Мы живем в ужасном мире. Мы, в частности, живем в мире, где поэту, чтобы громко заявить о себе, нужно совершить самоубийство. Так же было в свое время с Борисом Рыжим из Екатеринбурга. Так же было с поэтом Ильей Тюриным, который в 1999 году при загадочных обстоятельствах утонул в Москве-реке. И вот уже весной 2000 года в «Художественной литературе» вышла книга его стихов, песен, статей и эссе, которую поэт и критик Марина Кудимова называла «главным событием миллениума». Самоубийство или трагическая смерть стали чуть не единственным аргументом поэта, чтобы доказать миру, что он – настоящий поэт…
И, конечно, немедленно вспоминаются Есенин и Маяковский. Хотя самоубийство первого – под сомнением. Даже в словаре «Русские писатели» вы прочитаете, что обстоятельства смерти Есенина до конца не выяснены.
Давайте всё же опамятуемся и поймем очевидную вещь. Самоубийство – не доблесть, а глубокое и очень одинокое несчастье. Мы, русские, не самураи, у нас нет кодекса чести в вопросе лишения себя жизни. Это просто несчастье и горе для родных и близких. Простое, но тяжелое горе. Самоубийство НИЧЕГО не проявляет особенно «поэтического» в стихах поэта, хорошего или плохого. В самом лучшем случае (если можно считать это лучшим случаем!) оно годится поэту в зачет как честный ответ на некоторые стихи, строки, вроде «точки пули в конце пути» Маяковского.

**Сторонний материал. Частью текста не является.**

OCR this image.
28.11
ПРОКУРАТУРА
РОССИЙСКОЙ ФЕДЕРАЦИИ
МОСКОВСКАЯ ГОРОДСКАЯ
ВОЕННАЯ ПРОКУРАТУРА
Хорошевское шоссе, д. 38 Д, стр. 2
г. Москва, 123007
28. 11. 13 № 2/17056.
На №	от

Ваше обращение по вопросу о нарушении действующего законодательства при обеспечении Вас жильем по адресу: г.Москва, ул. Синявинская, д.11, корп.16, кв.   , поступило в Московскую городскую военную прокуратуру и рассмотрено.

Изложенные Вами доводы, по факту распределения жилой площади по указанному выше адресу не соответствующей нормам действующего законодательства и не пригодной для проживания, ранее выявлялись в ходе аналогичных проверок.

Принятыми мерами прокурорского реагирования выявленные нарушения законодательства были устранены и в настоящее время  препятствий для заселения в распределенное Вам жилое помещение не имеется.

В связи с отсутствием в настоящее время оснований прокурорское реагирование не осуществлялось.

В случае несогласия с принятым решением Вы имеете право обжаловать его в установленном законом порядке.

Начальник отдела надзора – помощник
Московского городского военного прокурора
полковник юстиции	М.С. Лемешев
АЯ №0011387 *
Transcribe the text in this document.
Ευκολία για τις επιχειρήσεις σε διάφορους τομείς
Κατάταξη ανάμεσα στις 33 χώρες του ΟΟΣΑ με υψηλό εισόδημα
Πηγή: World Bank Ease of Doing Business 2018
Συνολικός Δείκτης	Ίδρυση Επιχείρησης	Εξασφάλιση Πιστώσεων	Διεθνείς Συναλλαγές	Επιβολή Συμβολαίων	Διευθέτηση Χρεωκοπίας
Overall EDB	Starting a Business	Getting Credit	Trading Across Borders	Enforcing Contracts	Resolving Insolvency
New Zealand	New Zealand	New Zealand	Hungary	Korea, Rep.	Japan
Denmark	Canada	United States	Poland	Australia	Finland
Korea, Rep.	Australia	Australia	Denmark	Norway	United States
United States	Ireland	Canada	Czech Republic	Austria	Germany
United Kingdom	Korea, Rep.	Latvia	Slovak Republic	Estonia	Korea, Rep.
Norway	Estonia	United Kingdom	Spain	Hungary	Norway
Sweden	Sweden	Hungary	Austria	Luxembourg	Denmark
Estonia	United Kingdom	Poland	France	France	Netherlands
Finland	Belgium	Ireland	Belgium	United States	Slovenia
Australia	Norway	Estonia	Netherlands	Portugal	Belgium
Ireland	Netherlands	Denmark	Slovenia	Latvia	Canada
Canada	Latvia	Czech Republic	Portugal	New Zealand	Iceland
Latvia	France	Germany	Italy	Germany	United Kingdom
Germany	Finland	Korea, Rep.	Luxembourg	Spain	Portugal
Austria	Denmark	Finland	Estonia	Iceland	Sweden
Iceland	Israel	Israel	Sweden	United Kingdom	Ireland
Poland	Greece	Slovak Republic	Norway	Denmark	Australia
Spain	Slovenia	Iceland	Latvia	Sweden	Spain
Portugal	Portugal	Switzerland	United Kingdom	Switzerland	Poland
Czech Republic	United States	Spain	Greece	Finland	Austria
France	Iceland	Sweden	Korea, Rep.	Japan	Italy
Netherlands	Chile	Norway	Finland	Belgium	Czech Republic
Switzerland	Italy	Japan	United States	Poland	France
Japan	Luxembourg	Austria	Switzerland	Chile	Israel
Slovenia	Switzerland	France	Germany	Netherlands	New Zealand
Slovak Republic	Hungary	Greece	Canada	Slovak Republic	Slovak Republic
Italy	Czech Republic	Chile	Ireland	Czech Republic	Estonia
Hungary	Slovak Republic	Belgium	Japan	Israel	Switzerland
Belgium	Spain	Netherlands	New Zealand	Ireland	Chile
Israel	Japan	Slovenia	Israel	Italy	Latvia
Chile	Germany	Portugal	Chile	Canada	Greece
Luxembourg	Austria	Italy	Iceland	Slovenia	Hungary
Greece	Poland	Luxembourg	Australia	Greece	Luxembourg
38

Давайте признаем: в самоубийстве нет и не может быть поэтической составляющей. Давайте вспомним, что НИ ОДИН из великих русских поэтов XIX века не покончил с собой. Если не считать добровольной гибелью поведение Пушкина и Лермонтова перед дуэлями. Редкое в этом ряду исключение – Афанасий Фет, который пытался покончить с собой, тоже по причине немощного состояния. По некоторым данным (кстати, вполне возможно, и недостоверным), его смерти от сердечного приступа 21 ноября 1892 года предшествовала попытка заколоть себя кинжалом с криком «Черт!». Перед этим он выслал жену из дома – за шампанским…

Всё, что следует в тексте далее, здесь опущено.